Even though Wertz is a comic writer (comic in the sense of "funny"), she's not shy about revealing painful things--her alcoholism (and how it resulted in her losing three jobs in a row), her lupus, etc. In this way she is part and parcel with the tradition of confessional autobiographical comics started by Justin Green with Binky Brown Meets the Holy Virgin Mary (1972) and continued in the work of Chester Brown and Joe Matt in the 1980s and 90s.

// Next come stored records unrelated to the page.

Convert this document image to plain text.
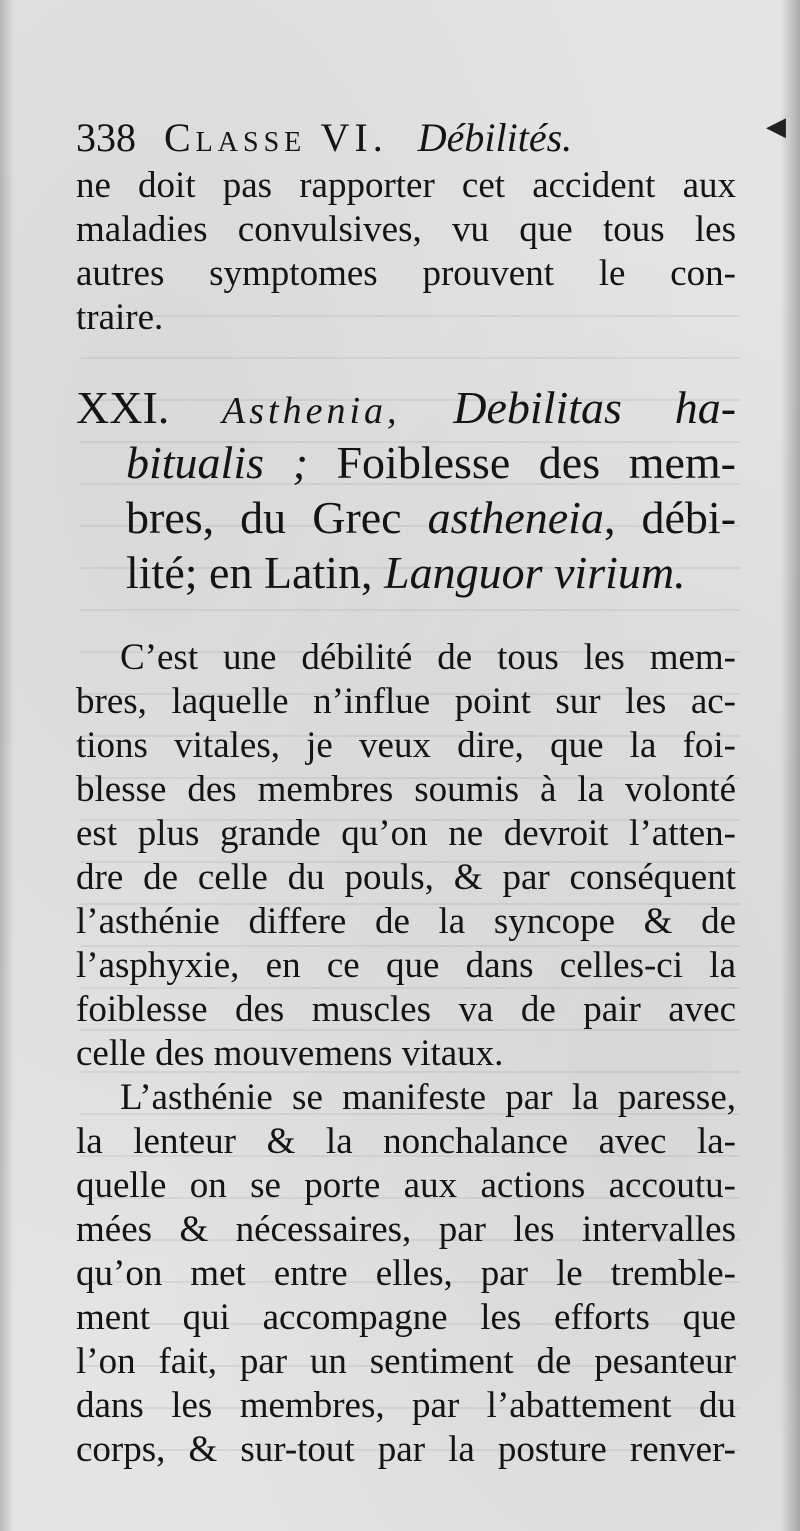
◀
338 Classe VI. Débilités.
ne doit pas rapporter cet accident aux
maladies convulsives, vu que tous les
autres symptomes prouvent le con-
traire.
XXI. Asthenia, Debilitas ha-
bitualis ; Foiblesse des mem-
bres, du Grec astheneia, débi-
lité; en Latin, Languor virium.
C’est une débilité de tous les mem-
bres, laquelle n’influe point sur les ac-
tions vitales, je veux dire, que la foi-
blesse des membres soumis à la volonté
est plus grande qu’on ne devroit l’atten-
dre de celle du pouls, & par conséquent
l’asthénie differe de la syncope & de
l’asphyxie, en ce que dans celles-ci la
foiblesse des muscles va de pair avec
celle des mouvemens vitaux.
L’asthénie se manifeste par la paresse,
la lenteur & la nonchalance avec la-
quelle on se porte aux actions accoutu-
mées & nécessaires, par les intervalles
qu’on met entre elles, par le tremble-
ment qui accompagne les efforts que
l’on fait, par un sentiment de pesanteur
dans les membres, par l’abattement du
corps, & sur-tout par la posture renver-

Are You My Mother?: A Comic Drama by Alison Bechdel (Houghton Mifflin Harcourt, 2012). Alison Bechdel's work sneaks up on me. The subject matter often seems designed to make me lose interest, and yet I get sucked in. Her comic strip, Dykes to Watch Out For, was about the lives of a group of friends, politically active left-wing lesbians. When I first looked at it, it felt overwhelmingly politically correct. But as I read, it became clear that she was depicting individuals within a subculture, and their complex negotiation of that particular subculture was shown with good deal of humor and irony. And I ended up loving these characters! (Except Mo, who remained irritating to the end.)

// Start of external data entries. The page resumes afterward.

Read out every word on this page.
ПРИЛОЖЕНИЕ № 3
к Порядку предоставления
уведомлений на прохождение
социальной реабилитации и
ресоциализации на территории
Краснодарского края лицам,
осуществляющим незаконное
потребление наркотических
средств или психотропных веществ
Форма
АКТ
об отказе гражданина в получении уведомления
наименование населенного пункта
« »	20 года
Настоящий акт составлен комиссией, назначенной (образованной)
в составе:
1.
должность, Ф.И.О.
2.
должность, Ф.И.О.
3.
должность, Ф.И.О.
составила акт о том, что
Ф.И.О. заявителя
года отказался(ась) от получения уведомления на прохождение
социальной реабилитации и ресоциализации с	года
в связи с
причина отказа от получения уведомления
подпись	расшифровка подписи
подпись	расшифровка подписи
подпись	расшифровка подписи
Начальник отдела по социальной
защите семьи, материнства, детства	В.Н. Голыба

The same is true with Are You My Mother?, a memoir about Bechdel's fraught relationship with her mother. She deals with this relationship through psychoanalysis (which strikes me as boring), she draws (and interprets) lots of her dreams (and there is nothing less interesting than other people's dreams), with lengthy digressions into the life and work of English psychoanalyst Donald Winnicott (wha--?) and the novels of Virginia Woolf. It sounds like a recipe for disaster! But by the end of it, I felt like I was right there on the couch with Bechdel, was utterly fascinated by Winnicott, and was ready to reread Woolf (whose books I like anyway, so that's not so bad). This book won me over completely.

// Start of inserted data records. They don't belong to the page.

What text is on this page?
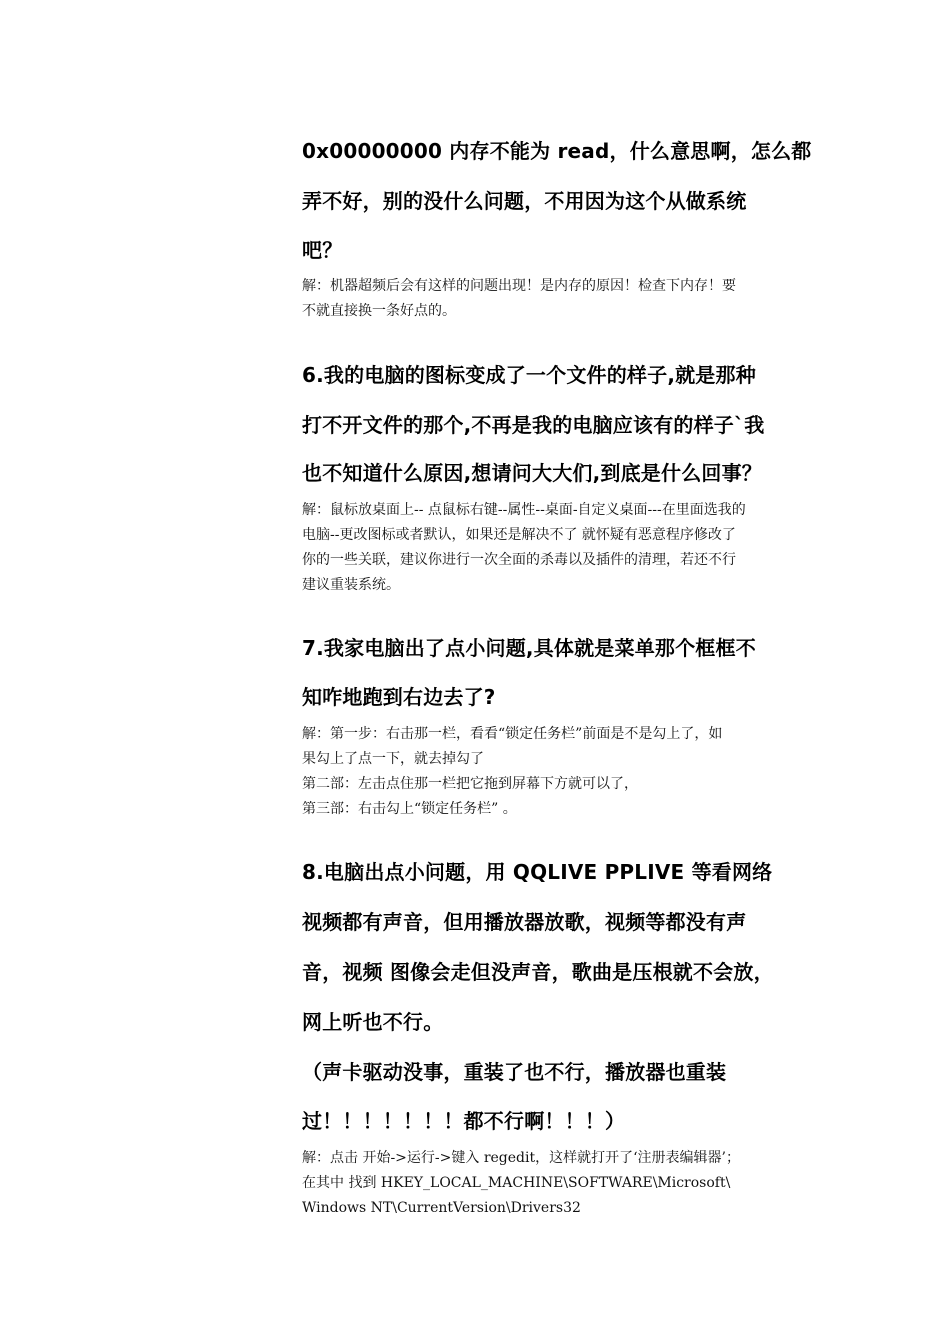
0x00000000 内存不能为 read，什么意思啊，怎么都
弄不好，别的没什么问题，不用因为这个从做系统
吧？
解：机器超频后会有这样的问题出现！是内存的原因！检查下内存！要
不就直接换一条好点的。
6.我的电脑的图标变成了一个文件的样子,就是那种
打不开文件的那个,不再是我的电脑应该有的样子`我
也不知道什么原因,想请问大大们,到底是什么回事？
解：鼠标放桌面上-- 点鼠标右键--属性--桌面-自定义桌面---在里面选我的
电脑--更改图标或者默认，如果还是解决不了 就怀疑有恶意程序修改了
你的一些关联，建议你进行一次全面的杀毒以及插件的清理，若还不行
建议重装系统。
7.我家电脑出了点小问题,具体就是菜单那个框框不
知咋地跑到右边去了?
解：第一步：右击那一栏，看看“锁定任务栏”前面是不是勾上了，如
果勾上了点一下，就去掉勾了
第二部：左击点住那一栏把它拖到屏幕下方就可以了，
第三部：右击勾上“锁定任务栏” 。
8.电脑出点小问题，用 QQLIVE PPLIVE 等看网络
视频都有声音，但用播放器放歌，视频等都没有声
音，视频 图像会走但没声音，歌曲是压根就不会放，
网上听也不行。
（声卡驱动没事，重装了也不行，播放器也重装
过！！！！！！！都不行啊！！！）
解：点击 开始->运行->键入 regedit，这样就打开了‘注册表编辑器’；
在其中 找到 HKEY_LOCAL_MACHINE\SOFTWARE\Microsoft\
Windows NT\CurrentVersion\Drivers32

I think a lot of people in the alternative comics world have a problem with Bechdel--too wordy, too political, they don't like her drawing. She has a level of erudition that many comics fans might be threatened by or feel is pretentious. I think some of this attitude toward her work happens because she came to comics out of a completely different soil than that of the usual alternative comics fan or reader. She didn't grow up reading underground comics or Love & Rockets and isn't steeped in that particular history. But I think that if these skeptical readers view it this way, even unconsciously, they will be denying themselves the pleasure of reading a brilliant cartoonist.